Having an asset-lite business model without fulfillment facilities also allows eBay to earn higher profit margins. Indeed, over the last 10 years, eBay has earned an operating profit margin of 23.9%. Over the same time frame, Amazon has earned an operating profit margin of 2.2%. Spending more to manage the supply chain disruptions eats into that margin even further.
Finally, eBay is also benefitting from supply shortages at retailers. When the desired product gets sold out at major retailers, the resale market on eBay ramps up as buyers and sellers of those products connect and the product price (and eBay's cut) rises because of demand. Just one example of this was the demand for the Sony PlayStation 5 gaming console at Christmastime. Supply chain woes meant it was sold out for much of the season at Target and Walmart, but you could find several people selling the item at a premium price on eBay.
What this could mean for investors
The delta variant is extending the supply chain havoc caused by the coronavirus pandemic. Thankfully, over 4 billion doses of vaccine against COVID-19 have been administered worldwide. Still, the end of the pandemic is nowhere in sight. As long as there is a deadly virus in circulation, it looks like there will be supply disruptions. All it takes is one outbreak at a port to send home dozens of workers and prevent supplies from getting where they need to be.

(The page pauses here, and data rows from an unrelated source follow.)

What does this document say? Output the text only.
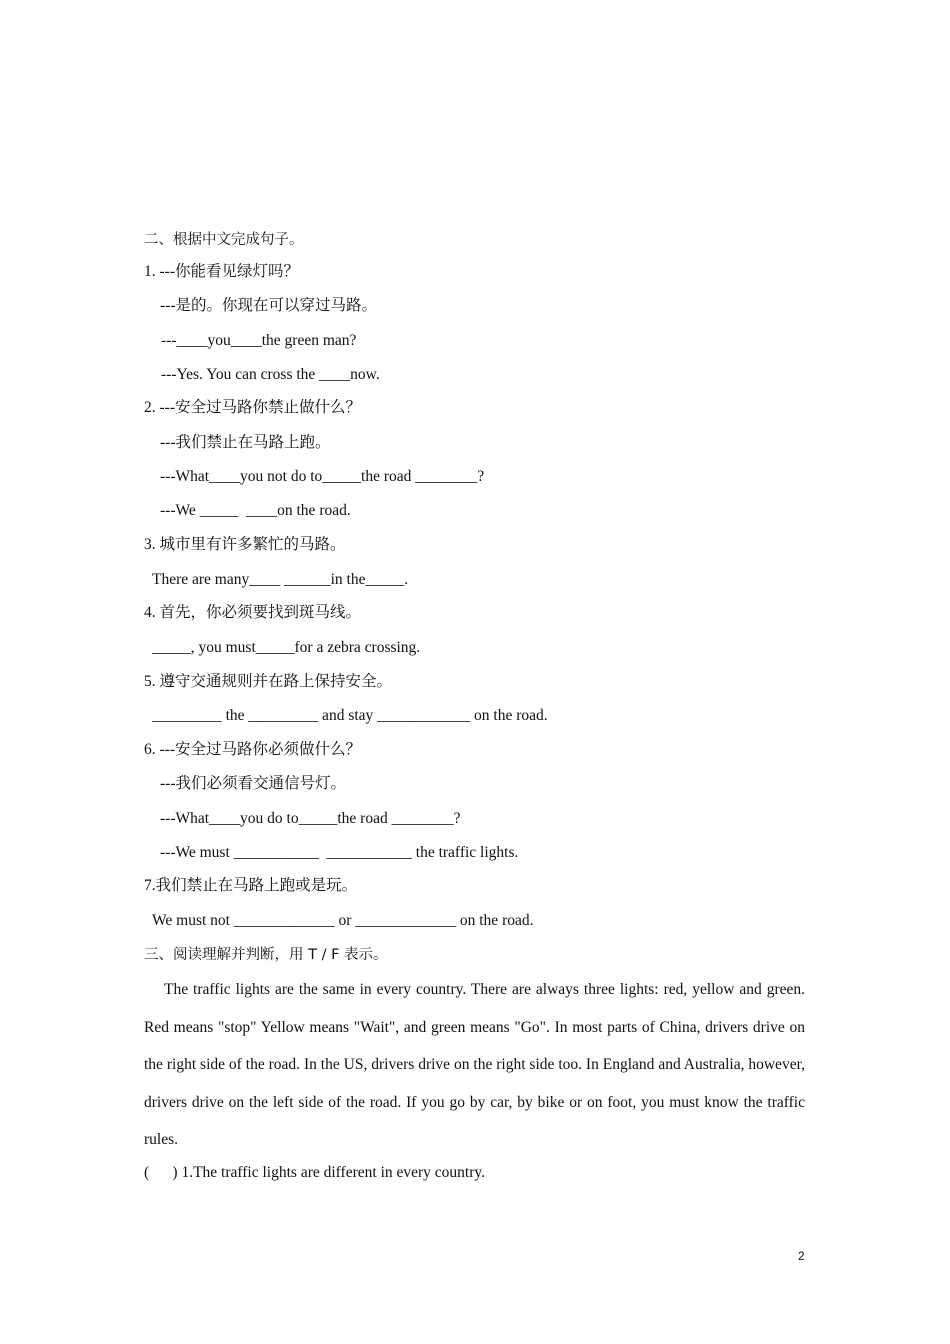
二、根据中文完成句子。
1. ---你能看见绿灯吗？
---是的。你现在可以穿过马路。
---____you____the green man?
---Yes. You can cross the ____now.
2. ---安全过马路你禁止做什么？
---我们禁止在马路上跑。
---What____you not do to_____the road ________?
---We _____  ____on the road.
3. 城市里有许多繁忙的马路。
There are many____ ______in the_____.
4. 首先，你必须要找到斑马线。
_____, you must_____for a zebra crossing.
5. 遵守交通规则并在路上保持安全。
_________ the _________ and stay ____________ on the road.
6. ---安全过马路你必须做什么？
---我们必须看交通信号灯。
---What____you do to_____the road ________?
---We must ___________  ___________ the traffic lights.
7.我们禁止在马路上跑或是玩。
We must not _____________ or _____________ on the road.
三、阅读理解并判断，用 T / F 表示。
The traffic lights are the same in every country. There are always three lights: red, yellow and green. Red means "stop" Yellow means "Wait", and green means "Go". In most parts of China, drivers drive on the right side of the road. In the US, drivers drive on the right side too. In England and Australia, however, drivers drive on the left side of the road. If you go by car, by bike or on foot, you must know the traffic rules.
(      ) 1.The traffic lights are different in every country.
2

The longer this disruption lasts, the more favorable eBay becomes in the eyes of consumers. That should help keep revenue elevated and help the company add new customers -- some of which will stick around in the aftermath. Looking out longer-term, the company will benefit as more shopping moves online in the wake of this change in how consumers access the things they need.
eBay stock is currently trading at a favorable price-to-earnings ratio of 16.36. Investors looking for a company that can do well through supply chain disruptions and the aftermath of the pandemic can feel good about adding eBay stock to their portfolio.